La relation entre les expériences négatives de l’enfance, les maladies inflammatoires à médiation immunitaire et la comorbidité psychiatrique

Année :

2022

Demandeur :

Marrie, Ruth Ann

Stagiaire :

O’Mahony, Julia

Établissement :

Université du Manitoba

Courriel :

rmarrie@hsc.mb.ca

Numéro de projet :

2201019

État d’avancement du projet approuvé :

Complété

Résumé du projet

Chez les personnes atteintes de maladies auto-immunes, le système immunitaire est responsable de symptômes dans diverses parties du corps. Par exemple, en cas de sclérose en plaques, c’est le cerveau qui est touché. Les personnes atteintes de maladies auto-immunes sont plus susceptibles que les autres de souffrir de dépression ou d’anxiété. Les recherches se poursuivent sur les causes des maladies auto-immunes, mais on a récemment découvert que les personnes atteintes de ce type de maladie sont plus souvent victimes de maltraitance pendant l’enfance que celles en bonne santé. Les expériences négatives de l’enfance désignent la maltraitance, la négligence et d’autres situations, telles que le divorce des parents ou la maladie mentale. Elles peuvent influer sur le système immunitaire et les réactions au stress. Elles peuvent également avoir une influence sur le développement du cerveau.
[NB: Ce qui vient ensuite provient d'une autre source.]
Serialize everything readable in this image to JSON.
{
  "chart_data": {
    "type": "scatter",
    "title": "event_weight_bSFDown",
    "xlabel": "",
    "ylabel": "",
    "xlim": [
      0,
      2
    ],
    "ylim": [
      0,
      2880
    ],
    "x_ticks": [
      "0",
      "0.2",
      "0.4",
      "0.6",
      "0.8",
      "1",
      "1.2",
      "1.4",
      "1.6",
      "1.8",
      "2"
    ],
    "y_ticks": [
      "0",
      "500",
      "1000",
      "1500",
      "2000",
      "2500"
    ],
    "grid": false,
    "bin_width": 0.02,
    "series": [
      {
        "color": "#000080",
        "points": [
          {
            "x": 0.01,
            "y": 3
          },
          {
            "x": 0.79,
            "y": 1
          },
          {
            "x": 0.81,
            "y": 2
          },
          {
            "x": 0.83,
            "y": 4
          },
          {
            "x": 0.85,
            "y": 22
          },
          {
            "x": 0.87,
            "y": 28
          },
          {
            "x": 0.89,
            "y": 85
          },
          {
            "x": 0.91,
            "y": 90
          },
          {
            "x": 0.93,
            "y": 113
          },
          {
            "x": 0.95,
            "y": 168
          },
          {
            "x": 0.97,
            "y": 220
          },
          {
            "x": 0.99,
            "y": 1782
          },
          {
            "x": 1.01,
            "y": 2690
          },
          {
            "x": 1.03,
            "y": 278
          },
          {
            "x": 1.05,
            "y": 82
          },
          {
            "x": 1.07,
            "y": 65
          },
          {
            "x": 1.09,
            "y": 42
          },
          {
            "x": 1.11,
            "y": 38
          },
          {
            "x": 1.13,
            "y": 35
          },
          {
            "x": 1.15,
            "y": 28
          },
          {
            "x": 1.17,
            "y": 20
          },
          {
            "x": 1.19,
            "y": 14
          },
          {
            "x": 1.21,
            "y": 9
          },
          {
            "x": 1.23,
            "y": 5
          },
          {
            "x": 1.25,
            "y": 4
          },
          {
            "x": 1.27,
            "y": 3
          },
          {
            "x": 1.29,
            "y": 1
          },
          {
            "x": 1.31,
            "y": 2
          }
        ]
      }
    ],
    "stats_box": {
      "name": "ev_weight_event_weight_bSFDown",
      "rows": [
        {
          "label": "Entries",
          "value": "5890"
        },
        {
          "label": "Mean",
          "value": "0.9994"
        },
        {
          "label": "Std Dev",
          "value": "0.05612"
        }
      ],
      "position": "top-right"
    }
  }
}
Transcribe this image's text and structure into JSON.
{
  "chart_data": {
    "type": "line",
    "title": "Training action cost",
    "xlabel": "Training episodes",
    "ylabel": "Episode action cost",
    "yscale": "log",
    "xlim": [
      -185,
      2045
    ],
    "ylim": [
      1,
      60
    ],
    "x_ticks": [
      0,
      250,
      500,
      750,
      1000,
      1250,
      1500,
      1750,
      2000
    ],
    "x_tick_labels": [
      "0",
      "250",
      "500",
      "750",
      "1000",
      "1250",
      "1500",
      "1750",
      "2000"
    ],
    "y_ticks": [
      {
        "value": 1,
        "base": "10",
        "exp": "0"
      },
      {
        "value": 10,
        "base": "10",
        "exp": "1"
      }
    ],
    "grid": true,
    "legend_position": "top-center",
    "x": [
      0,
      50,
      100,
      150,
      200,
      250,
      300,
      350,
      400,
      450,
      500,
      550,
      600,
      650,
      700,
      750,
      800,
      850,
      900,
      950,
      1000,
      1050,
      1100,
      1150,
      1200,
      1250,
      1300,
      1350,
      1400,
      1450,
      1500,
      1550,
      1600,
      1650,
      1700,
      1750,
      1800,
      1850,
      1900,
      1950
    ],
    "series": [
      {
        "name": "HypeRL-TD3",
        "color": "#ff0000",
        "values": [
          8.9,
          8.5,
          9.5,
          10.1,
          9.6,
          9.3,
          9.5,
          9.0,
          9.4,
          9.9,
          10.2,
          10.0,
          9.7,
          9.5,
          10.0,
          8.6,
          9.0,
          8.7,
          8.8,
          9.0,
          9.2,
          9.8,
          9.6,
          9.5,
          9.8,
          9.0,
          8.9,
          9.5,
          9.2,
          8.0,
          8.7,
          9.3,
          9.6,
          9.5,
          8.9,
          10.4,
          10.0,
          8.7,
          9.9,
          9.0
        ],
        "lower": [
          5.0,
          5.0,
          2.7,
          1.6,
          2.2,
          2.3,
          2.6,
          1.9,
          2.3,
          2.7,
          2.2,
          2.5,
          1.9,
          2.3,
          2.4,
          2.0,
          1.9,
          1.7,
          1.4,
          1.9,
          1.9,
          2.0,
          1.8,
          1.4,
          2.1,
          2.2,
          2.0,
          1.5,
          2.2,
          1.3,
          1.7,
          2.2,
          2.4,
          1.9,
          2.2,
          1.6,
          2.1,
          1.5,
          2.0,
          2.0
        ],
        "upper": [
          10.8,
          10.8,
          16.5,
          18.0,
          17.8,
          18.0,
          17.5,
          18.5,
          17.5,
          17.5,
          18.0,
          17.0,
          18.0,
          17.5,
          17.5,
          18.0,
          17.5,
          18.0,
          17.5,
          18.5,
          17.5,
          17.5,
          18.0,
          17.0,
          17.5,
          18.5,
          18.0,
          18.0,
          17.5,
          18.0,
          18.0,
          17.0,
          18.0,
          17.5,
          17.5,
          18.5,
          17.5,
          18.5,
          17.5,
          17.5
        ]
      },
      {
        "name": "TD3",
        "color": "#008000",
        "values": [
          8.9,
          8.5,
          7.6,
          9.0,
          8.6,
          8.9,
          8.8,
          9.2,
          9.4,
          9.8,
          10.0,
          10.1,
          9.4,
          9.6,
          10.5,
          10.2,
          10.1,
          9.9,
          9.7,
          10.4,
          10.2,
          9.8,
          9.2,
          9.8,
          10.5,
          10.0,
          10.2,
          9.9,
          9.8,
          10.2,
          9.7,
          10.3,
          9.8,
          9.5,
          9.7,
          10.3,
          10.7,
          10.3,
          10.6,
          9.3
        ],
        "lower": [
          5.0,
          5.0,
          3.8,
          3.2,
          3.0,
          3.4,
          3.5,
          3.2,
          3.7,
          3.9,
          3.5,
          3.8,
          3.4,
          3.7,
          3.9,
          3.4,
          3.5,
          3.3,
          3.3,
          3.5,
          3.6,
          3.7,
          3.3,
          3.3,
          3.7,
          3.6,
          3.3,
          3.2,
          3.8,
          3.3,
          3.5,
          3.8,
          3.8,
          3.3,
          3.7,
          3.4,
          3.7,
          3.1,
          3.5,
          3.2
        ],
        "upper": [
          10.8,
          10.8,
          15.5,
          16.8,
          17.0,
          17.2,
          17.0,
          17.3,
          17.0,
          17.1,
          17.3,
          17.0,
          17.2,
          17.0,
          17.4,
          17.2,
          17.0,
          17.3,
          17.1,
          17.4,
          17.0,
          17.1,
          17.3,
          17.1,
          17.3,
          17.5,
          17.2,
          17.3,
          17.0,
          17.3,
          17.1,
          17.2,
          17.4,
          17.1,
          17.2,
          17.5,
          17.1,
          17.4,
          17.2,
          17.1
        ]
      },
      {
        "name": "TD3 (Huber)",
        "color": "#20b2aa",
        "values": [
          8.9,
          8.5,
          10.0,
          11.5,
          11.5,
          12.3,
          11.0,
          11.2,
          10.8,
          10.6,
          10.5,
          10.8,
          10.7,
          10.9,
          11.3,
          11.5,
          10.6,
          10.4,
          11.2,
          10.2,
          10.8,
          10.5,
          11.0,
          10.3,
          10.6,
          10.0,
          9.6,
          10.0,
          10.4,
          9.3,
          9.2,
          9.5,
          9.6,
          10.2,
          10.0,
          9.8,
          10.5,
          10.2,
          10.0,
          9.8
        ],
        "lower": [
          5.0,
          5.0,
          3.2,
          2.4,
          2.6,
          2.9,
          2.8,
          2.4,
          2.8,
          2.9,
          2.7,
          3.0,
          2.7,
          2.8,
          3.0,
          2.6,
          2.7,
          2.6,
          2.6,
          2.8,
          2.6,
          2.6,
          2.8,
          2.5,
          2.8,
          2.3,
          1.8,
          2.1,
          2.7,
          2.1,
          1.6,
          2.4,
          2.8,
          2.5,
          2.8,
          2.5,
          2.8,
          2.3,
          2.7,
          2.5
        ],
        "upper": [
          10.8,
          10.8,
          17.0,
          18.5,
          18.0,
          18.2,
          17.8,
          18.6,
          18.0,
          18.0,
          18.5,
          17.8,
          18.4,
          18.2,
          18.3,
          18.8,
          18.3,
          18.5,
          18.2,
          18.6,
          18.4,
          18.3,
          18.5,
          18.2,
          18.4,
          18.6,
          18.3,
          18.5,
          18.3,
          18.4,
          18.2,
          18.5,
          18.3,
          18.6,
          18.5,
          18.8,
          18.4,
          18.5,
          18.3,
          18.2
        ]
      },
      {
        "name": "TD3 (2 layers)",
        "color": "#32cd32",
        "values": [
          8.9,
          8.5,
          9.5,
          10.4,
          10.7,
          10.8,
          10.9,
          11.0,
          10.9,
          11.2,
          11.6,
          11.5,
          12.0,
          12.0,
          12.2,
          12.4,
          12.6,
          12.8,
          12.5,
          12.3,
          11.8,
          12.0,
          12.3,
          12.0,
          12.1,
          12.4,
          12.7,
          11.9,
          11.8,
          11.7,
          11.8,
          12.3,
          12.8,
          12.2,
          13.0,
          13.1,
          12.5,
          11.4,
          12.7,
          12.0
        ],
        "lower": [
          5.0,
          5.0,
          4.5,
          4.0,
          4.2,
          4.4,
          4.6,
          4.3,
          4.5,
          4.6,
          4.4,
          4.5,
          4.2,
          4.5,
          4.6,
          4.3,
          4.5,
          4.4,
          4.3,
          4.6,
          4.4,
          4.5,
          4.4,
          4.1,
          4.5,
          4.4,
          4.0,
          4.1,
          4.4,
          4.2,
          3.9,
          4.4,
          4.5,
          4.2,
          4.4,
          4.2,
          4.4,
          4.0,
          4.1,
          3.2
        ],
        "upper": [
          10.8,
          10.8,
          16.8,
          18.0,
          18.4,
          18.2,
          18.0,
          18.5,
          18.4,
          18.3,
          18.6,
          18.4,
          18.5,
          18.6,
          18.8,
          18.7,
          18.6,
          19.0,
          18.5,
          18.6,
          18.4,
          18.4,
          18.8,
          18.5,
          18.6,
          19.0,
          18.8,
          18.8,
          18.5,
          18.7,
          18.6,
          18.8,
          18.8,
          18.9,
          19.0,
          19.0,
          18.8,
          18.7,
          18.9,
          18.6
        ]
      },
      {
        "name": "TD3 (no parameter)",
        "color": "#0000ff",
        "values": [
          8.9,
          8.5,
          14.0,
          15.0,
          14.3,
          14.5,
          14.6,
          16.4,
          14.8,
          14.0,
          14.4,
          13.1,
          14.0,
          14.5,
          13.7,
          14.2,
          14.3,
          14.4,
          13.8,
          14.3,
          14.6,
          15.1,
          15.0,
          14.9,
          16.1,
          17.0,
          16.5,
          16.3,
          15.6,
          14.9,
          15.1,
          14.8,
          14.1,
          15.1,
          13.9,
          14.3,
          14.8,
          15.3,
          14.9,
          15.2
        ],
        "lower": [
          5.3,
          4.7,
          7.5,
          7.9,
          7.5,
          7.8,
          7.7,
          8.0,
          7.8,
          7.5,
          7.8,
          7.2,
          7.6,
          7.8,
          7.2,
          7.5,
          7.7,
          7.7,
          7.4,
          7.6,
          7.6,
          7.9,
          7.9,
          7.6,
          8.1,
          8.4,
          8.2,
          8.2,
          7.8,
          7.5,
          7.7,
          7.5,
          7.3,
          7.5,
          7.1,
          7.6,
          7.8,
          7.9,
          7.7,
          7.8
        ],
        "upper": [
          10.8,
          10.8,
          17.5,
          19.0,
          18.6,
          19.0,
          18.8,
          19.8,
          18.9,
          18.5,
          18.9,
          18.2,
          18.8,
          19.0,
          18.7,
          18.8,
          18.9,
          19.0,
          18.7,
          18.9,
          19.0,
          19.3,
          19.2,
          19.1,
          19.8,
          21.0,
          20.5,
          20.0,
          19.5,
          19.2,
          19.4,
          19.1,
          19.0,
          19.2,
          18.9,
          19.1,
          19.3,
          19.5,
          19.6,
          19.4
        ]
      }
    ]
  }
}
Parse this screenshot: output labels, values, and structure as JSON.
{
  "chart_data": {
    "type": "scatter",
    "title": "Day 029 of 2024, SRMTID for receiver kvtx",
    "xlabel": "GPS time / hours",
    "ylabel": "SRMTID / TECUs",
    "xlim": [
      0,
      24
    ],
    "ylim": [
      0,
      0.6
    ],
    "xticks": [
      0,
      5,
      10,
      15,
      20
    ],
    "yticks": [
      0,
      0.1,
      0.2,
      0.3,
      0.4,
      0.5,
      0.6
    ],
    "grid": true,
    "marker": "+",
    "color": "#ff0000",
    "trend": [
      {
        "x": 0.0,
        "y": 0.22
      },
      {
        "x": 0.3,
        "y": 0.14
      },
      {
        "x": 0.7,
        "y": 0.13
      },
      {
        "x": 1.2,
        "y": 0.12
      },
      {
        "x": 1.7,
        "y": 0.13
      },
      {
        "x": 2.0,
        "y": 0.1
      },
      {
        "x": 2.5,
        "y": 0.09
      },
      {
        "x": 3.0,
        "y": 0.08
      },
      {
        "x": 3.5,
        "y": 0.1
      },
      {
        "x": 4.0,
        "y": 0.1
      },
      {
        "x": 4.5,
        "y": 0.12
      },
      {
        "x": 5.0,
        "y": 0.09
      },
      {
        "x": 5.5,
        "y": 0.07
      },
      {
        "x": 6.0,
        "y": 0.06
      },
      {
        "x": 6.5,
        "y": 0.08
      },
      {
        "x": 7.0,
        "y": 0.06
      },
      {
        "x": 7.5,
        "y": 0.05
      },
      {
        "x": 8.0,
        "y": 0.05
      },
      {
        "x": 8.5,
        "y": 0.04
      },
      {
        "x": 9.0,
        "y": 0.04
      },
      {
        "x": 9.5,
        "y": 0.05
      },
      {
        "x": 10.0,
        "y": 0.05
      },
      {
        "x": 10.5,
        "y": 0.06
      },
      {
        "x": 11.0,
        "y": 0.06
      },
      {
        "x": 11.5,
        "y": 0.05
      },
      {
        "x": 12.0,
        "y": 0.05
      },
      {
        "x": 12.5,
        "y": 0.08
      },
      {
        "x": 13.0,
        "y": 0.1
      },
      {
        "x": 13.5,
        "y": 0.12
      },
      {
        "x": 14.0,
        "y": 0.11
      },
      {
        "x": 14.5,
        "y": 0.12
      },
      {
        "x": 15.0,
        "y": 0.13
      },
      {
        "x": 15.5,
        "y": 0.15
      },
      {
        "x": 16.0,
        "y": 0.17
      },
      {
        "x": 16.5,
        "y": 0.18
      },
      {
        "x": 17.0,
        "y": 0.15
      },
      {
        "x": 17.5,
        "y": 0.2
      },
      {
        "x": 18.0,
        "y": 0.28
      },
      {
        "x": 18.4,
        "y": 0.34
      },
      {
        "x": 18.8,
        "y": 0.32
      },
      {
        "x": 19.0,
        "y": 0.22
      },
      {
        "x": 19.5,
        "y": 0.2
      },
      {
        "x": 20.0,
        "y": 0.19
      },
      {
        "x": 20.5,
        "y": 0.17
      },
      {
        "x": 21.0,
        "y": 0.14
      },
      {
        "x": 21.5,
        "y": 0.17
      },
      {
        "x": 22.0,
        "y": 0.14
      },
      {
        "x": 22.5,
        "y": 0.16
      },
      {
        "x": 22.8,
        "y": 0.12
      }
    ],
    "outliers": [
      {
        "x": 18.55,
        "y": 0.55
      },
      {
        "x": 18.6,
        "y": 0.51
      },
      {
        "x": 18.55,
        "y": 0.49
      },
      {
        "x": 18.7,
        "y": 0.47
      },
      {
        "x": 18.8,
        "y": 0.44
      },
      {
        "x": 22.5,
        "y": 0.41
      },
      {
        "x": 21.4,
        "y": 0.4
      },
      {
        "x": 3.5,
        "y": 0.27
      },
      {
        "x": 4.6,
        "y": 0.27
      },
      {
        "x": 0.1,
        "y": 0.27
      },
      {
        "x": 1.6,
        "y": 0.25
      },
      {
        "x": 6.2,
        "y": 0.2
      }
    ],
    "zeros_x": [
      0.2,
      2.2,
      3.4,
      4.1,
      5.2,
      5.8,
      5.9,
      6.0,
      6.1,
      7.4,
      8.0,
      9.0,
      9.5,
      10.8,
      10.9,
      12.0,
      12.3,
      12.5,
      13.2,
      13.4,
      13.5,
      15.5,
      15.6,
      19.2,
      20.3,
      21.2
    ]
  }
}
L’équipe de recherche pense que ce phénomène peut accroître le risque de maladie auto-immune, de dépression et d’anxiété. L’équipe comparera les taux d’expériences négatives de l’enfance chez les personnes atteintes de maladies auto-immunes à ceux des personnes atteintes d’autres maladies chroniques et de celles en bonne santé. Elle comparera également les taux d’expériences négatives de l’enfance et de troubles psychiatriques chez les personnes atteintes de maladies inflammatoires à médiation immunitaire.

Résultats du projet

Les différents types de maladies auto-immunes sont responsables de symptômes dans diverses parties du corps. En cas de sclérose en plaques, les symptômes se manifestent dans le cerveau; en présence de maladie inflammatoire de l’intestin, ils s’expriment dans les intestins, et en cas de polyarthrite rhumatoïde, ils se logent dans les articulations. On ne connaît pas la cause des maladies auto-immunes, mais on le découvrira peut-être grâce à l’étude des différences entre les personnes atteintes de maladies auto-immunes et celles atteintes d’autres maladies chroniques ou en bonne santé. On sait que les personnes atteintes de maladies auto-immunes sont plus susceptibles de souffrir de dépression, d’anxiété et de maltraitance pendant l’enfance que celles qui sont en bonne santé. Les expériences négatives de l’enfance (ENE) désignent la maltraitance, la négligence et d’autres situations, telles que le divorce des parents ou la maladie mentale. L’équipe de recherche a constaté que les personnes atteintes de maladies auto-immunes étaient plus susceptibles d’avoir vécu des ENE que celles en bonne santé, mais pas que celles atteintes de maladies non auto-immunes. Elle a également découvert que les taux d’ENE des personnes atteintes d’une maladie auto-immune du cerveau (sclérose en plaques) n’étaient pas plus élevés que si la maladie auto-immune touchait les intestins ou les articulations. Par ailleurs, l’équipe a déterminé que les personnes atteintes de maladies auto-immunes qui avaient vécu des ENE étaient plus vulnérables aux maladies mentales et, enfin, que les maladies mentales jouent un rôle mineur dans la relation entre les ENE et les maladies auto-immunes.